When footage of a punter striking a spectator at the Hawthorn-Fremantle game went viral after the preliminary final, the spotlight once again shone on footy for all the wrong reasons. Former AFL player and coach David Parkin says football has become so much more than just a sport – according to him ‘it’s a professional entertainment business’. This particular form of entertainment gets people riled up, though. Where there’s a crowd of passionate fans, there’s inevitably going to be unruly actions.

But to what extent should the AFL be held accountable for public behaviour? ‘We saw some of the most idiotic behaviour I’ve ever seen in Perth. That upsets me, but it’s a mirror of our society,’ Parkin says. Indeed, the game that unites us can also serve as a barometer for where we’re at as a nation. And if this year’s lowlights are anything to go by, we could all stand to do a lot better.

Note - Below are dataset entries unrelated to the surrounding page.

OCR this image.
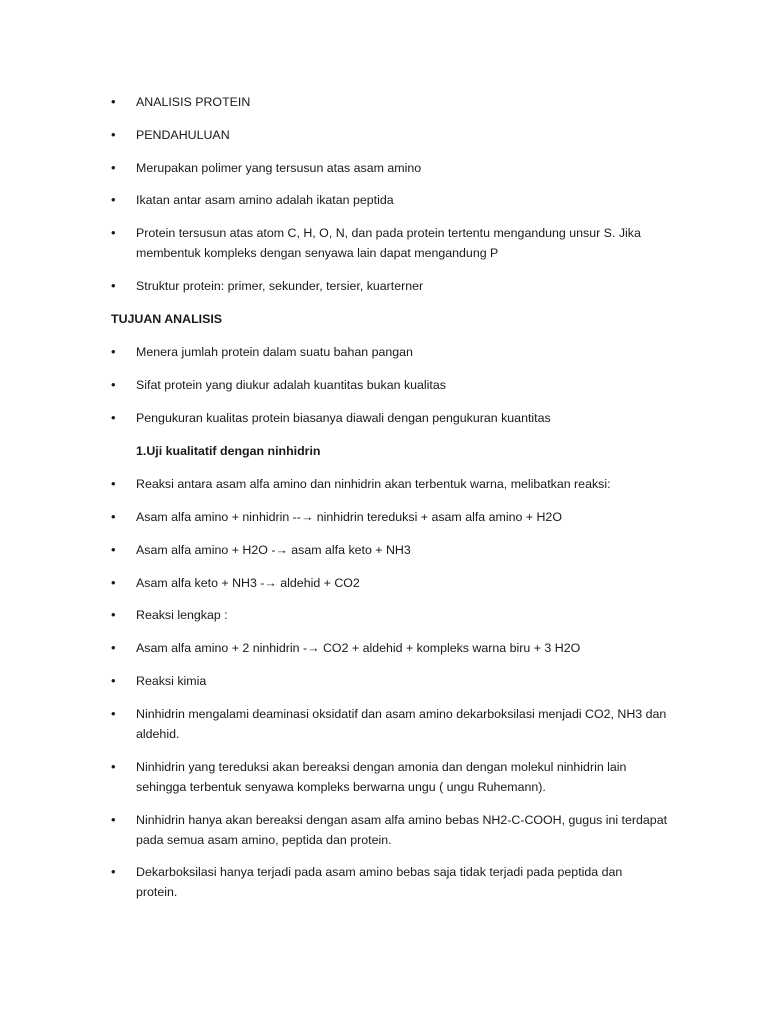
•	ANALISIS PROTEIN
•	PENDAHULUAN
•	Merupakan polimer yang tersusun atas asam amino
•	Ikatan antar asam amino adalah ikatan peptida
•	Protein tersusun atas atom C, H, O, N, dan pada protein tertentu mengandung unsur S. Jika membentuk kompleks dengan senyawa lain dapat mengandung P
•	Struktur protein: primer, sekunder, tersier, kuarterner
TUJUAN ANALISIS
•	Menera jumlah protein dalam suatu bahan pangan
•	Sifat protein yang diukur adalah kuantitas bukan kualitas
•	Pengukuran kualitas protein biasanya diawali dengan pengukuran kuantitas
1.Uji kualitatif dengan ninhidrin
•	Reaksi antara asam alfa amino dan ninhidrin akan terbentuk warna, melibatkan reaksi:
•	Asam alfa amino + ninhidrin --→ ninhidrin tereduksi + asam alfa amino + H2O
•	Asam alfa amino + H2O -→ asam alfa keto + NH3
•	Asam alfa keto + NH3 -→ aldehid + CO2
•	Reaksi lengkap :
•	Asam alfa amino + 2 ninhidrin -→ CO2 + aldehid + kompleks warna biru + 3 H2O
•	Reaksi kimia
•	Ninhidrin mengalami deaminasi oksidatif dan asam amino dekarboksilasi menjadi CO2, NH3 dan aldehid.
•	Ninhidrin yang tereduksi akan bereaksi dengan amonia dan dengan molekul ninhidrin lain sehingga terbentuk senyawa kompleks berwarna ungu ( ungu Ruhemann).
•	Ninhidrin hanya akan bereaksi dengan asam alfa amino bebas NH2-C-COOH, gugus ini terdapat pada semua asam amino, peptida dan protein.
•	Dekarboksilasi hanya terjadi pada asam amino bebas saja tidak terjadi pada peptida dan protein.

'We saw some of the most idiotic behaviour I’ve ever seen in Perth. That upsets me, but it’s a mirror of our society.'

David Parkin,
Former AFL player and coach

But Parkin says there were plenty of redeeming moments in 2015, too. He reflects on the way the football community responded to Phil Walsh’s death: ‘To see two opposition teams bow their heads in silence and come together as a family shows that there are always those balances.’

Parkin urges disenchanted football fans to remember the positive things the AFL does for our culture. ‘The AFL gets a lot of criticism but they do a lot more good than is communicated via the media,’ he says.

The AFL veteran has attended a remarkable 68 Grand Finals in a row and seen the game as a spectator, a player, a coach and a commentator. He knows that this Saturday, all of the year’s messy bits will be put aside for a few hours. From the first bounce of the shiny red Sherrin to the moment a team claims victory, it’ll only be about the game. ‘The atmosphere is second to none in Australian sport,’ he says and adds, ‘I hope like hell that Hawthorn wins.’

Former AFL player and coach David Parkin is a sports industry mentor renowned for the development of Deakin’s Sport Coaching course, the first of its kind in Australia. In 2012 Deakin established the annual David Parkin Oration for Sport and Social Change to honour Parkin’s contribution to sport, leadership and education.